A view shows the grave of Russian military contractor Vladimir Plutinsky, who was killed in Syria according to an official document, at a cemetery in the town of Kropotkin, Russia, April 13, 2017. Picture taken April 13, 2017. REUTERS/Maria Tsvetkova

A view shows the grave of Russian military contractor Vladimir Plutinsky, who was killed in Syria according to an official document, at a cemetery in the town of Kropotkin, Russia, April 13, 2017. Picture taken April 13, 2017. REUTERS/Maria Tsvetkova
(Reuters) The Russian Defence Ministry on Wednesday dismissed as false a Reuters report which said Russia had understated the number of its servicemen and private contractors killed during a period of intense fighting to retake the city of Palmyra.

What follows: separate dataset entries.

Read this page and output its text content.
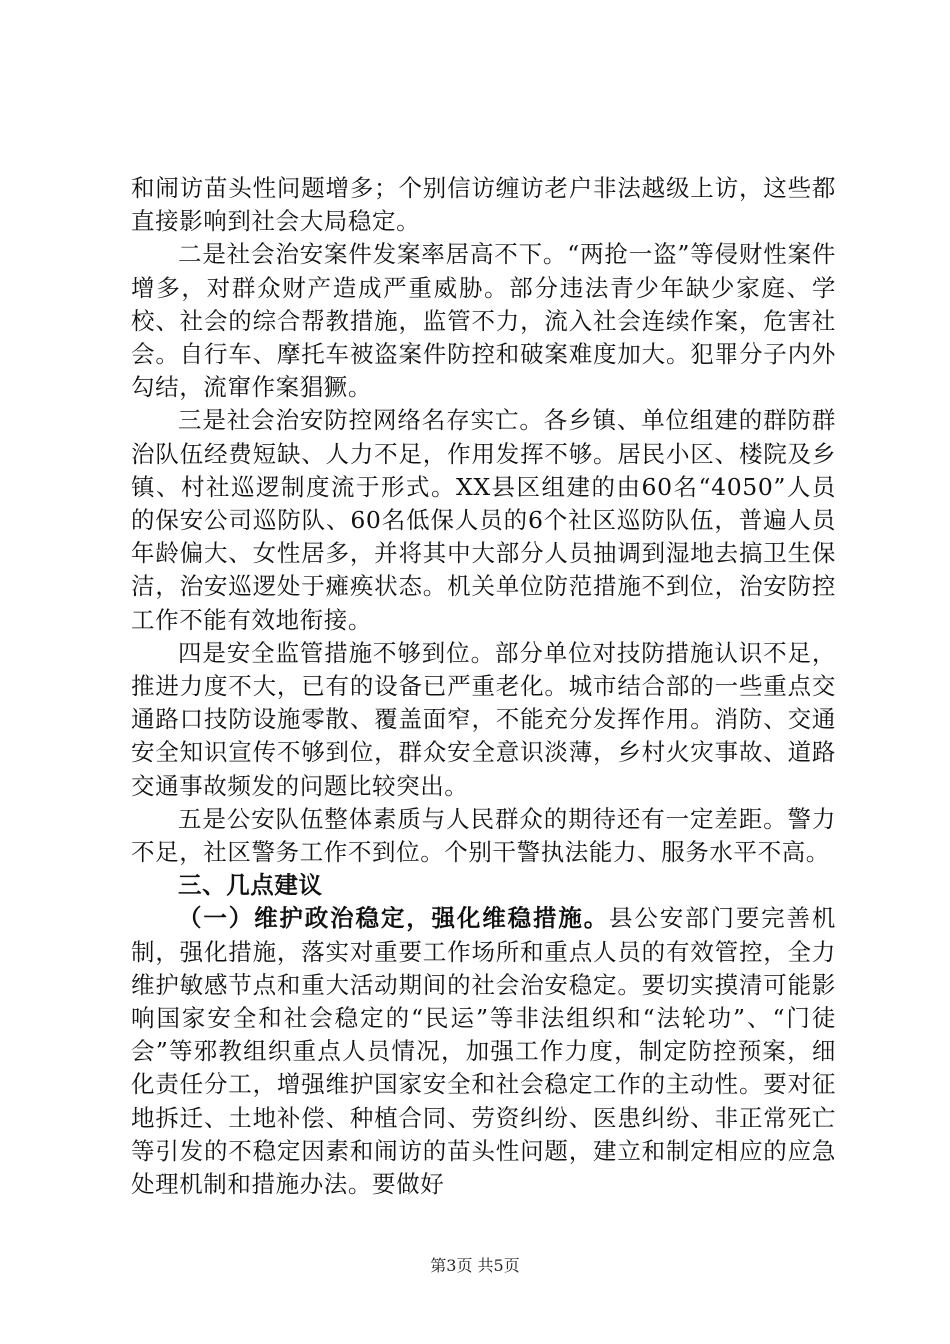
和闹访苗头性问题增多；个别信访缠访老户非法越级上访，这些都直接影响到社会大局稳定。

二是社会治安案件发案率居高不下。“两抢一盗”等侵财性案件增多，对群众财产造成严重威胁。部分违法青少年缺少家庭、学校、社会的综合帮教措施，监管不力，流入社会连续作案，危害社会。自行车、摩托车被盗案件防控和破案难度加大。犯罪分子内外勾结，流窜作案猖獗。

三是社会治安防控网络名存实亡。各乡镇、单位组建的群防群治队伍经费短缺、人力不足，作用发挥不够。居民小区、楼院及乡镇、村社巡逻制度流于形式。XX县区组建的由60名“4050”人员的保安公司巡防队、60名低保人员的6个社区巡防队伍，普遍人员年龄偏大、女性居多，并将其中大部分人员抽调到湿地去搞卫生保洁，治安巡逻处于瘫痪状态。机关单位防范措施不到位，治安防控工作不能有效地衔接。

四是安全监管措施不够到位。部分单位对技防措施认识不足，推进力度不大，已有的设备已严重老化。城市结合部的一些重点交通路口技防设施零散、覆盖面窄，不能充分发挥作用。消防、交通安全知识宣传不够到位，群众安全意识淡薄，乡村火灾事故、道路交通事故频发的问题比较突出。

五是公安队伍整体素质与人民群众的期待还有一定差距。警力不足，社区警务工作不到位。个别干警执法能力、服务水平不高。

三、几点建议

（一）维护政治稳定，强化维稳措施。县公安部门要完善机制，强化措施，落实对重要工作场所和重点人员的有效管控，全力维护敏感节点和重大活动期间的社会治安稳定。要切实摸清可能影响国家安全和社会稳定的“民运”等非法组织和“法轮功”、“门徒会”等邪教组织重点人员情况，加强工作力度，制定防控预案，细化责任分工，增强维护国家安全和社会稳定工作的主动性。要对征地拆迁、土地补偿、种植合同、劳资纠纷、医患纠纷、非正常死亡等引发的不稳定因素和闹访的苗头性问题，建立和制定相应的应急处理机制和措施办法。要做好

第3页 共5页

Reuters reported on Tuesday that the death toll over the period from late January until late March was 21, more than four times higher than the official toll given by the defense ministry of five servicemen killed.

Russian forces are backing Syrian President Bashar al-Assad in his war with rebels and militants seeking to oust him, and Reuters did its own calculation of the Palmyra death toll based on conversations with friends and relatives of the killed men, social media posts, and cemetery officials.

The Syrian army said in early March it had recaptured Palmyra from Islamic State for the second time in a year, with help from allied forces and Russian warplanes. The Russian Defence Ministry said at the time that its own military advisers had planned and overseen the operation and that Russian special forces had played a decisive role.

The Russian defense ministry did not respond to a Reuters request for comment on the casualty figures on Tuesday, but on Wednesday issued a statement saying that the Reuters report was false.

It said the article was “a totally deceitful combination of rumors, collected in a slapdash way in order to distract attention from the fake show of the so-called chemicals dropped on Syria’s Khan Sheikhoun.”

Scores of people died after exposure to poison gas in the town of Khan Sheikhoun, in Idlib province, on April 4. Western governments said Syrian government forces had dropped chemical weapons on the town, but Russia denied that, saying the chemical attack had been faked.